Data juga menunjukkan bahwa pada 2024, Indonesia mencatat pertumbuhan ekonomi yang stabil di angka 5 persen. Pertumbuhan ini ditopang oleh permintaan domestik yang kuat serta belanja pemerintah menjelang pemilu. Namun, di balik angka yang solid ini, kualitas lapangan kerja yang tersedia masih menjadi tantangan. Pekerjaan yang layak dan sesuai dengan keterampilan masyarakat belum tersebar merata, sehingga masih banyak warga yang hanya bekerja secara paruh waktu atau di sektor informal dengan pendapatan rendah.
Tingkat pengangguran nasional memang mengalami penurunan hingga 4,8 persen, tetapi angka underemployment atau pengangguran terselubung justru naik menjadi 8,5 persen. Kondisi ini menunjukkan bahwa banyak orang bekerja dalam kapasitas yang tidak optimal, baik dari sisi jam kerja maupun kecocokan keterampilan.
Indonesia sendiri menargetkan untuk naik kelas menjadi negara berpendapatan tinggi pada 2045. Untuk mencapainya, diperlukan percepatan pertumbuhan ekonomi hingga minimal 6 persen per tahun, dengan sasaran jangka menengah mencapai 8 persen pada 2029. Upaya ini diharapkan akan ditopang oleh peningkatan investasi serta reformasi struktural yang menyentuh sektor keuangan, perdagangan, dan efisiensi alokasi sumber daya.
Sayangnya, tren produktivitas nasional menunjukkan penurunan dalam satu dekade terakhir. Pertumbuhan Total Factor Productivity (TFP), yang menjadi indikator efisiensi dan daya saing ekonomi, mengalami penyusutan dari 2,3 persen pada 2011 menjadi hanya 1,2 persen pada 2024. Ini menjadi sinyal perlunya pembenahan mendalam dalam struktur ekonomi nasional.

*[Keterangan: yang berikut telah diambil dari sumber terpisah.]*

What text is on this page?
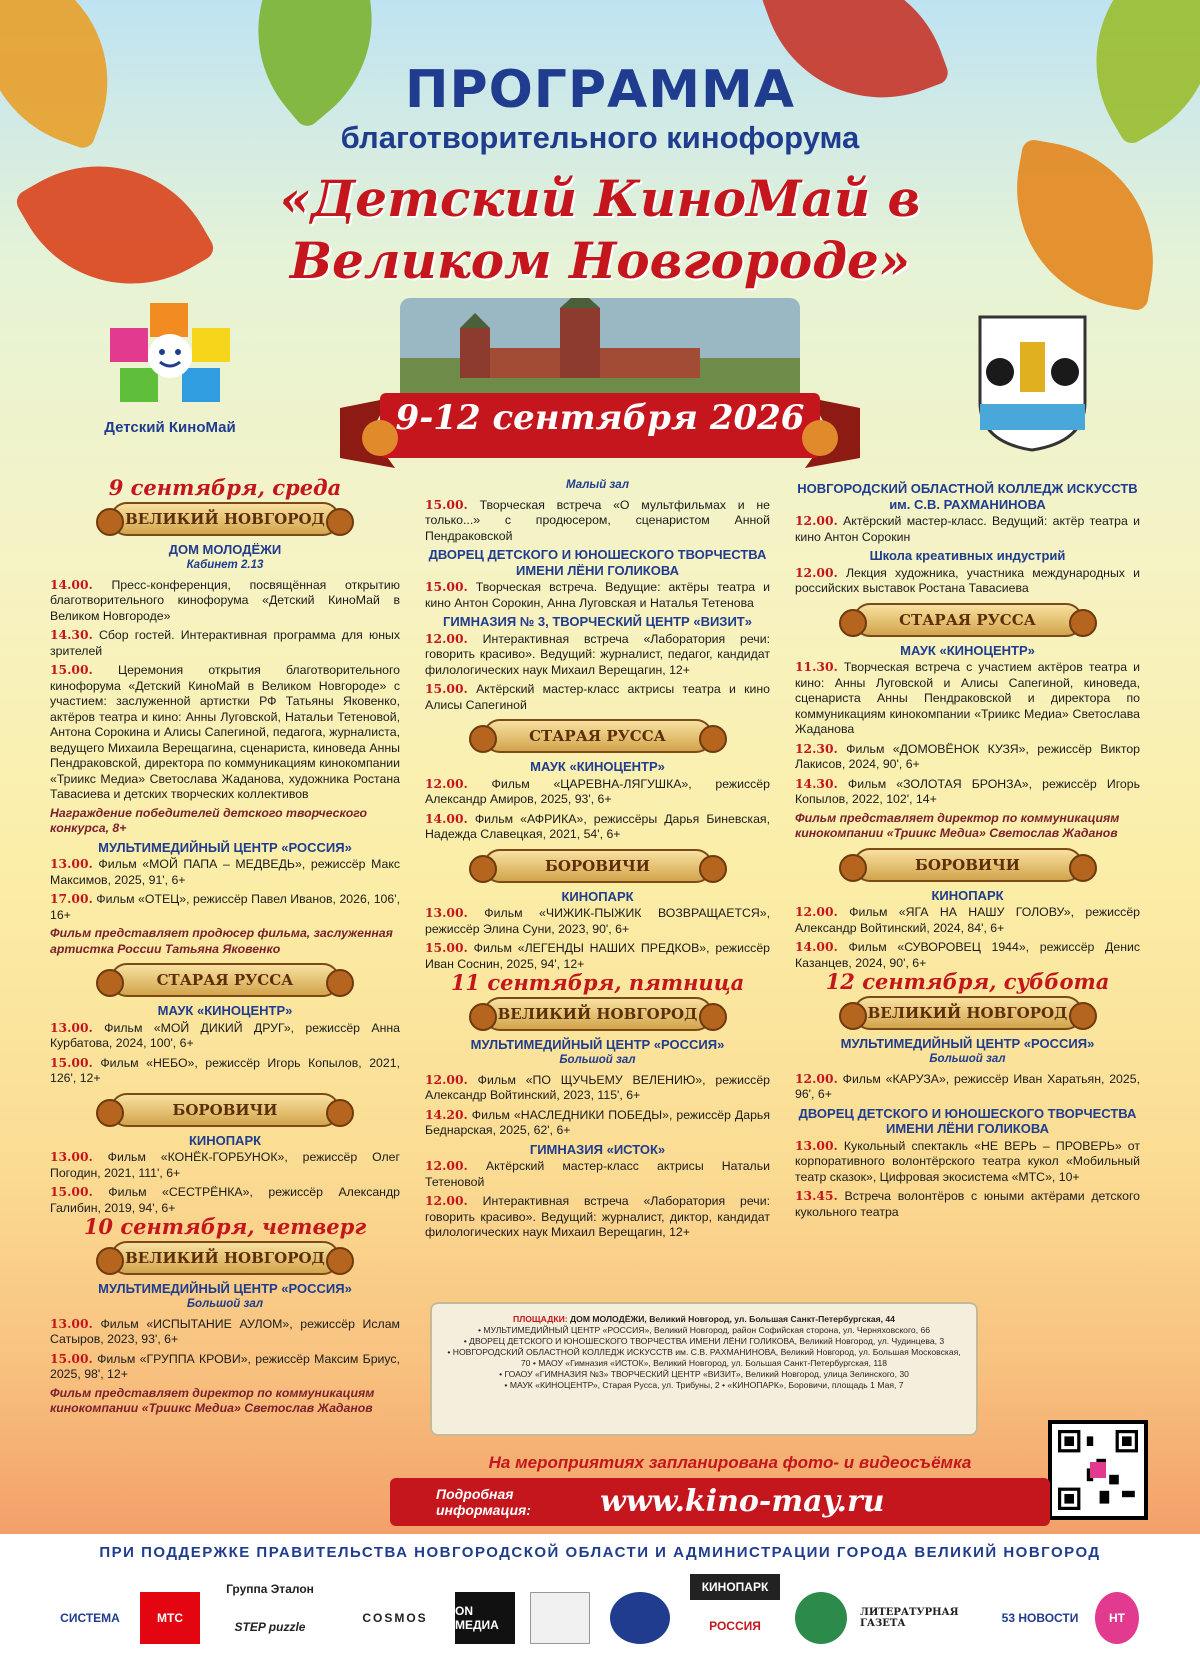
ПРОГРАММА
благотворительного кинофорума
«Детский КиноМай в Великом Новгороде»
9-12 сентября 2026
Детский КиноМай
9 сентября, среда
ВЕЛИКИЙ НОВГОРОД
ДОМ МОЛОДЁЖИ
Кабинет 2.13
14.00. Пресс-конференция, посвящённая открытию благотворительного кинофорума «Детский КиноМай в Великом Новгороде»
14.30. Сбор гостей. Интерактивная программа для юных зрителей
15.00. Церемония открытия благотворительного кинофорума «Детский КиноМай в Великом Новгороде» с участием: заслуженной артистки РФ Татьяны Яковенко, актёров театра и кино: Анны Луговской, Натальи Тетеновой, Антона Сорокина и Алисы Сапегиной, педагога, журналиста, ведущего Михаила Верещагина, сценариста, киноведа Анны Пендраковской, директора по коммуникациям кинокомпании «Триикс Медиа» Светослава Жаданова, художника Ростана Тавасиева и детских творческих коллективов
Награждение победителей детского творческого конкурса, 8+
МУЛЬТИМЕДИЙНЫЙ ЦЕНТР «РОССИЯ»
13.00. Фильм «МОЙ ПАПА – МЕДВЕДЬ», режиссёр Макс Максимов, 2025, 91', 6+
17.00. Фильм «ОТЕЦ», режиссёр Павел Иванов, 2026, 106', 16+
Фильм представляет продюсер фильма, заслуженная артистка России Татьяна Яковенко
СТАРАЯ РУССА
МАУК «КИНОЦЕНТР»
13.00. Фильм «МОЙ ДИКИЙ ДРУГ», режиссёр Анна Курбатова, 2024, 100', 6+
15.00. Фильм «НЕБО», режиссёр Игорь Копылов, 2021, 126', 12+
БОРОВИЧИ
КИНОПАРК
13.00. Фильм «КОНЁК-ГОРБУНОК», режиссёр Олег Погодин, 2021, 111', 6+
15.00. Фильм «СЕСТРЁНКА», режиссёр Александр Галибин, 2019, 94', 6+
10 сентября, четверг
ВЕЛИКИЙ НОВГОРОД
МУЛЬТИМЕДИЙНЫЙ ЦЕНТР «РОССИЯ»
Большой зал
13.00. Фильм «ИСПЫТАНИЕ АУЛОМ», режиссёр Ислам Сатыров, 2023, 93', 6+
15.00. Фильм «ГРУППА КРОВИ», режиссёр Максим Бриус, 2025, 98', 12+
Фильм представляет директор по коммуникациям кинокомпании «Триикс Медиа» Светослав Жаданов
Малый зал
15.00. Творческая встреча «О мультфильмах и не только...» с продюсером, сценаристом Анной Пендраковской
ДВОРЕЦ ДЕТСКОГО И ЮНОШЕСКОГО ТВОРЧЕСТВА ИМЕНИ ЛЁНИ ГОЛИКОВА
15.00. Творческая встреча. Ведущие: актёры театра и кино Антон Сорокин, Анна Луговская и Наталья Тетенова
ГИМНАЗИЯ № 3, ТВОРЧЕСКИЙ ЦЕНТР «ВИЗИТ»
12.00. Интерактивная встреча «Лаборатория речи: говорить красиво». Ведущий: журналист, педагог, кандидат филологических наук Михаил Верещагин, 12+
15.00. Актёрский мастер-класс актрисы театра и кино Алисы Сапегиной
СТАРАЯ РУССА
МАУК «КИНОЦЕНТР»
12.00. Фильм «ЦАРЕВНА-ЛЯГУШКА», режиссёр Александр Амиров, 2025, 93', 6+
14.00. Фильм «АФРИКА», режиссёры Дарья Биневская, Надежда Славецкая, 2021, 54', 6+
БОРОВИЧИ
КИНОПАРК
13.00. Фильм «ЧИЖИК-ПЫЖИК ВОЗВРАЩАЕТСЯ», режиссёр Элина Суни, 2023, 90', 6+
15.00. Фильм «ЛЕГЕНДЫ НАШИХ ПРЕДКОВ», режиссёр Иван Соснин, 2025, 94', 12+
11 сентября, пятница
ВЕЛИКИЙ НОВГОРОД
МУЛЬТИМЕДИЙНЫЙ ЦЕНТР «РОССИЯ»
Большой зал
12.00. Фильм «ПО ЩУЧЬЕМУ ВЕЛЕНИЮ», режиссёр Александр Войтинский, 2023, 115', 6+
14.20. Фильм «НАСЛЕДНИКИ ПОБЕДЫ», режиссёр Дарья Беднарская, 2025, 62', 6+
ГИМНАЗИЯ «ИСТОК»
12.00. Актёрский мастер-класс актрисы Натальи Тетеновой
12.00. Интерактивная встреча «Лаборатория речи: говорить красиво». Ведущий: журналист, диктор, кандидат филологических наук Михаил Верещагин, 12+
НОВГОРОДСКИЙ ОБЛАСТНОЙ КОЛЛЕДЖ ИСКУССТВ им. С.В. РАХМАНИНОВА
12.00. Актёрский мастер-класс. Ведущий: актёр театра и кино Антон Сорокин
Школа креативных индустрий
12.00. Лекция художника, участника международных и российских выставок Ростана Тавасиева
СТАРАЯ РУССА
МАУК «КИНОЦЕНТР»
11.30. Творческая встреча с участием актёров театра и кино: Анны Луговской и Алисы Сапегиной, киноведа, сценариста Анны Пендраковской и директора по коммуникациям кинокомпании «Триикс Медиа» Светослава Жаданова
12.30. Фильм «ДОМОВЁНОК КУЗЯ», режиссёр Виктор Лакисов, 2024, 90', 6+
14.30. Фильм «ЗОЛОТАЯ БРОНЗА», режиссёр Игорь Копылов, 2022, 102', 14+
Фильм представляет директор по коммуникациям кинокомпании «Триикс Медиа» Светослав Жаданов
БОРОВИЧИ
КИНОПАРК
12.00. Фильм «ЯГА НА НАШУ ГОЛОВУ», режиссёр Александр Войтинский, 2024, 84', 6+
14.00. Фильм «СУВОРОВЕЦ 1944», режиссёр Денис Казанцев, 2024, 90', 6+
12 сентября, суббота
ВЕЛИКИЙ НОВГОРОД
МУЛЬТИМЕДИЙНЫЙ ЦЕНТР «РОССИЯ»
Большой зал
12.00. Фильм «КАРУЗА», режиссёр Иван Харатьян, 2025, 96', 6+
ДВОРЕЦ ДЕТСКОГО И ЮНОШЕСКОГО ТВОРЧЕСТВА ИМЕНИ ЛЁНИ ГОЛИКОВА
13.00. Кукольный спектакль «НЕ ВЕРЬ – ПРОВЕРЬ» от корпоративного волонтёрского театра кукол «Мобильный театр сказок», Цифровая экосистема «МТС», 10+
13.45. Встреча волонтёров с юными актёрами детского кукольного театра
ПЛОЩАДКИ: ДОМ МОЛОДЁЖИ, Великий Новгород, ул. Большая Санкт-Петербургская, 44
• МУЛЬТИМЕДИЙНЫЙ ЦЕНТР «РОССИЯ», Великий Новгород, район Софийская сторона, ул. Черняховского, 66
• ДВОРЕЦ ДЕТСКОГО И ЮНОШЕСКОГО ТВОРЧЕСТВА ИМЕНИ ЛЁНИ ГОЛИКОВА, Великий Новгород, ул. Чудинцева, 3
• НОВГОРОДСКИЙ ОБЛАСТНОЙ КОЛЛЕДЖ ИСКУССТВ им. С.В. РАХМАНИНОВА, Великий Новгород, ул. Большая Московская, 70 • МАОУ «Гимназия «ИСТОК», Великий Новгород, ул. Большая Санкт-Петербургская, 118
• ГОАОУ «ГИМНАЗИЯ №3» ТВОРЧЕСКИЙ ЦЕНТР «ВИЗИТ», Великий Новгород, улица Зелинского, 30
• МАУК «КИНОЦЕНТР», Старая Русса, ул. Трибуны, 2 • «КИНОПАРК», Боровичи, площадь 1 Мая, 7
На мероприятиях запланирована фото- и видеосъёмка
Подробная информация:	www.kino-may.ru
ПРИ ПОДДЕРЖКЕ ПРАВИТЕЛЬСТВА НОВГОРОДСКОЙ ОБЛАСТИ И АДМИНИСТРАЦИИ ГОРОДА ВЕЛИКИЙ НОВГОРОД
СИСТЕМА	МТС
Группа Эталон
STEP puzzle
COSMOS	ON МЕДИА
КИНОПАРК
РОССИЯ
ЛИТЕРАТУРНАЯ ГАЗЕТА	53 НОВОСТИ	НТ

Sementara itu, otoritas statistik di Indonesia menganggap bahwa standar kemiskinan dari Bank Dunia bersifat sebagai referensi global, bukan acuan mutlak yang harus diadopsi secara langsung oleh pemerintah. Data tersebut lebih dilihat sebagai panduan untuk memahami posisi Indonesia dalam konteks global, ketimbang penentu kebijakan sosial secara spesifik.
Kesimpulannya, meskipun Indonesia telah mencapai status ekonomi yang lebih tinggi di mata internasional, sebagian besar penduduknya masih menghadapi tantangan dalam memenuhi kebutuhan dasar. Hal ini menegaskan pentingnya pemerataan pembangunan dan peningkatan kualitas sumber daya manusia untuk memastikan kemajuan ekonomi benar-benar berdampak luas bagi seluruh lapisan masyarakat. (*/rinto)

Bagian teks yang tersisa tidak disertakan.